Not only did the ruckus to disinvite Cherie Blair from a conference “Women and Human Rights,” at the Pontifical University of St. Thomas Aquinas in Rome come to nought, but a faculty member tendered an apology for the fuss:
After Blair’s talk, Dominican Father Bruce Williams, a professor of moral theology at the Angelicum, publicly offered an apology to Blair and said that after hearing her speech it was “crystal clear” the accusations against her were “rash and outright calumnious.”
This is good to see: resistance to the Culture of Complaint at the higher levels of the Church.
Mrs Blair also had some sensible things to say about Rome:
Having more women in higher levels of the church would likewise result in “different priorities gaining the platform and that would be better for everyone,” she said.

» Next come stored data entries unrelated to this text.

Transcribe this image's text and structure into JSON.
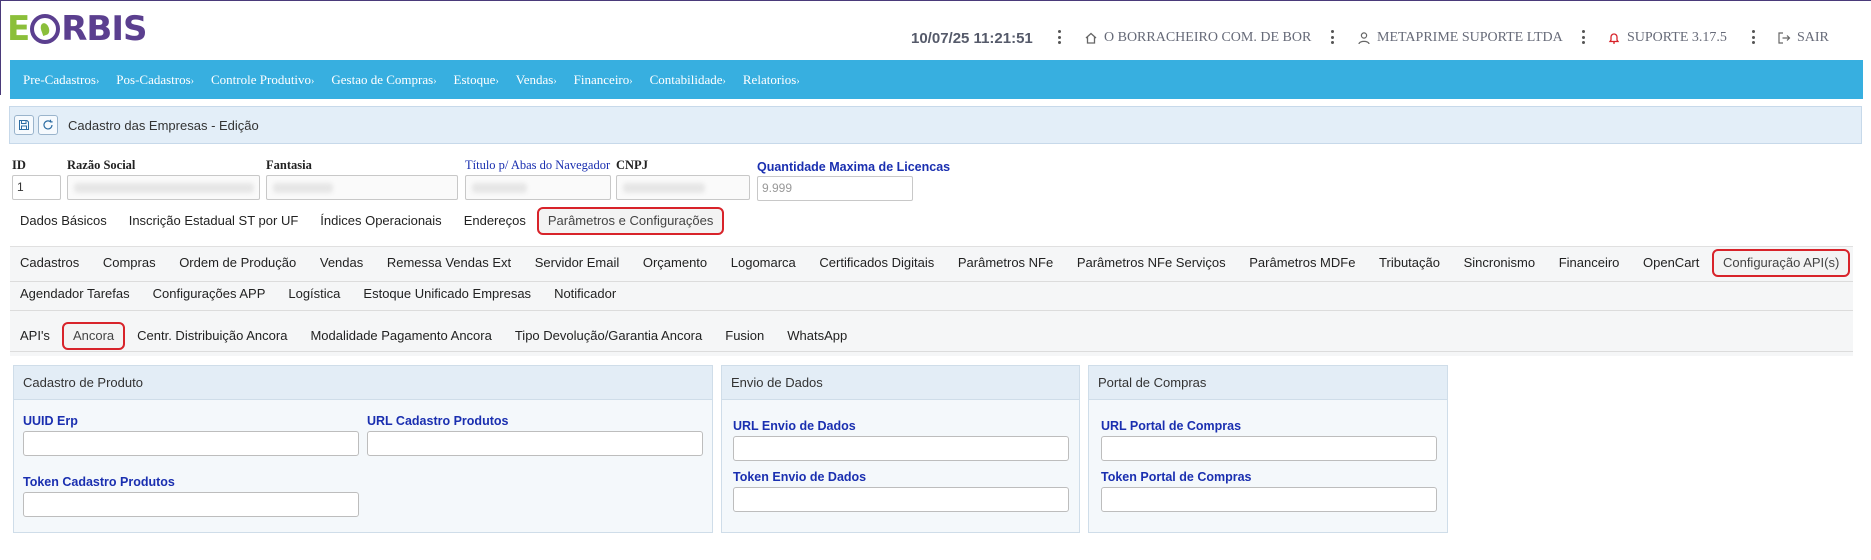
{
  "header": {
    "logo": "EORBIS",
    "datetime": "10/07/25 11:21:51",
    "store": "O BORRACHEIRO COM. DE BOR",
    "user": "METAPRIME SUPORTE LTDA",
    "version": "SUPORTE 3.17.5",
    "logout": "SAIR"
  },
  "menu": [
    "Pre-Cadastros",
    "Pos-Cadastros",
    "Controle Produtivo",
    "Gestao de Compras",
    "Estoque",
    "Vendas",
    "Financeiro",
    "Contabilidade",
    "Relatorios"
  ],
  "menu_chevron": "›",
  "page": {
    "title": "Cadastro das Empresas - Edição"
  },
  "form": {
    "id_label": "ID",
    "id_value": "1",
    "razao_label": "Razão Social",
    "fantasia_label": "Fantasia",
    "titulo_label": "Título p/ Abas do Navegador",
    "cnpj_label": "CNPJ",
    "licencas_label": "Quantidade Maxima de Licencas",
    "licencas_placeholder": "9.999"
  },
  "main_tabs": [
    "Dados Básicos",
    "Inscrição Estadual ST por UF",
    "Índices Operacionais",
    "Endereços",
    "Parâmetros e Configurações"
  ],
  "config_tabs_row1": [
    "Cadastros",
    "Compras",
    "Ordem de Produção",
    "Vendas",
    "Remessa Vendas Ext",
    "Servidor Email",
    "Orçamento",
    "Logomarca",
    "Certificados Digitais",
    "Parâmetros NFe",
    "Parâmetros NFe Serviços",
    "Parâmetros MDFe",
    "Tributação",
    "Sincronismo",
    "Financeiro",
    "OpenCart",
    "Configuração API(s)"
  ],
  "config_tabs_row2": [
    "Agendador Tarefas",
    "Configurações APP",
    "Logística",
    "Estoque Unificado Empresas",
    "Notificador"
  ],
  "api_tabs": [
    "API's",
    "Ancora",
    "Centr. Distribuição Ancora",
    "Modalidade Pagamento Ancora",
    "Tipo Devolução/Garantia Ancora",
    "Fusion",
    "WhatsApp"
  ],
  "panels": {
    "produto": {
      "title": "Cadastro de Produto",
      "uuid_label": "UUID Erp",
      "url_label": "URL Cadastro Produtos",
      "token_label": "Token Cadastro Produtos"
    },
    "envio": {
      "title": "Envio de Dados",
      "url_label": "URL Envio de Dados",
      "token_label": "Token Envio de Dados"
    },
    "portal": {
      "title": "Portal de Compras",
      "url_label": "URL Portal de Compras",
      "token_label": "Token Portal de Compras"
    }
  },
  "colors": {
    "menu_bg": "#37afe0",
    "label_blue": "#1a2fb0",
    "selected_outline": "#d8232a",
    "logo_green": "#8bbf3a",
    "logo_purple": "#5b3f8f"
  }
}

Also, Blair said, no one should underestimate the value of role models and high-profile public figures in inspiring and instilling confidence in young girls and women.

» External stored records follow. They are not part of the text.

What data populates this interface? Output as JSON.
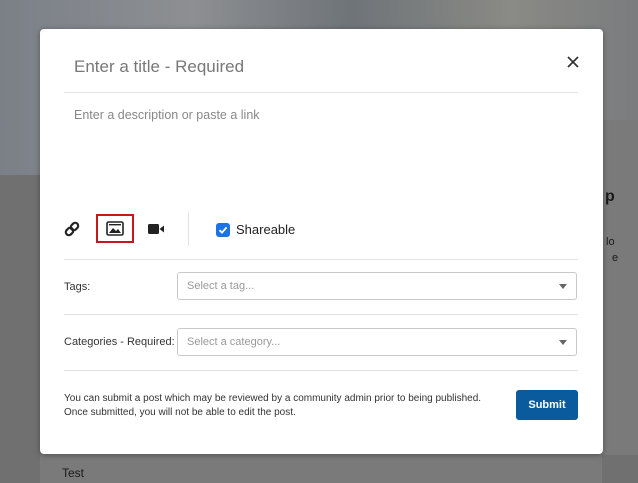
{
  "modal": {
    "title_placeholder": "Enter a title - Required",
    "description_placeholder": "Enter a description or paste a link",
    "toolbar": {
      "icons": [
        "link-icon",
        "image-icon",
        "video-icon"
      ],
      "shareable_label": "Shareable",
      "shareable_checked": true
    },
    "tags": {
      "label": "Tags:",
      "placeholder": "Select a tag..."
    },
    "categories": {
      "label": "Categories - Required:",
      "placeholder": "Select a category..."
    },
    "note": "You can submit a post which may be reviewed by a community admin prior to being published. Once submitted, you will not be able to edit the post.",
    "submit_label": "Submit"
  },
  "background": {
    "fragments": [
      "p",
      "lo",
      "e",
      "Test"
    ]
  },
  "colors": {
    "accent": "#1b73e8",
    "submit": "#0a5b9d",
    "highlight_border": "#c8161d"
  }
}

“With a little bit of imagination,” the Vatican could try to fill half its curial posts with women and make “a huge change in the public face of the church,” she said.
Blair’s call was echoed by another conference speaker, Norwegian professor Janne Haaland Matlary, who is a member of the Pontifical Council for Justice and Peace and a consultant to the Pontifical Council for the Family and who has served on several Vatican delegations at international conferences.
“The enormous female talent of the church,” she said, should be used much more. Many key positions within the Vatican do not require priestly ordination and could be filled by qualified women, she said.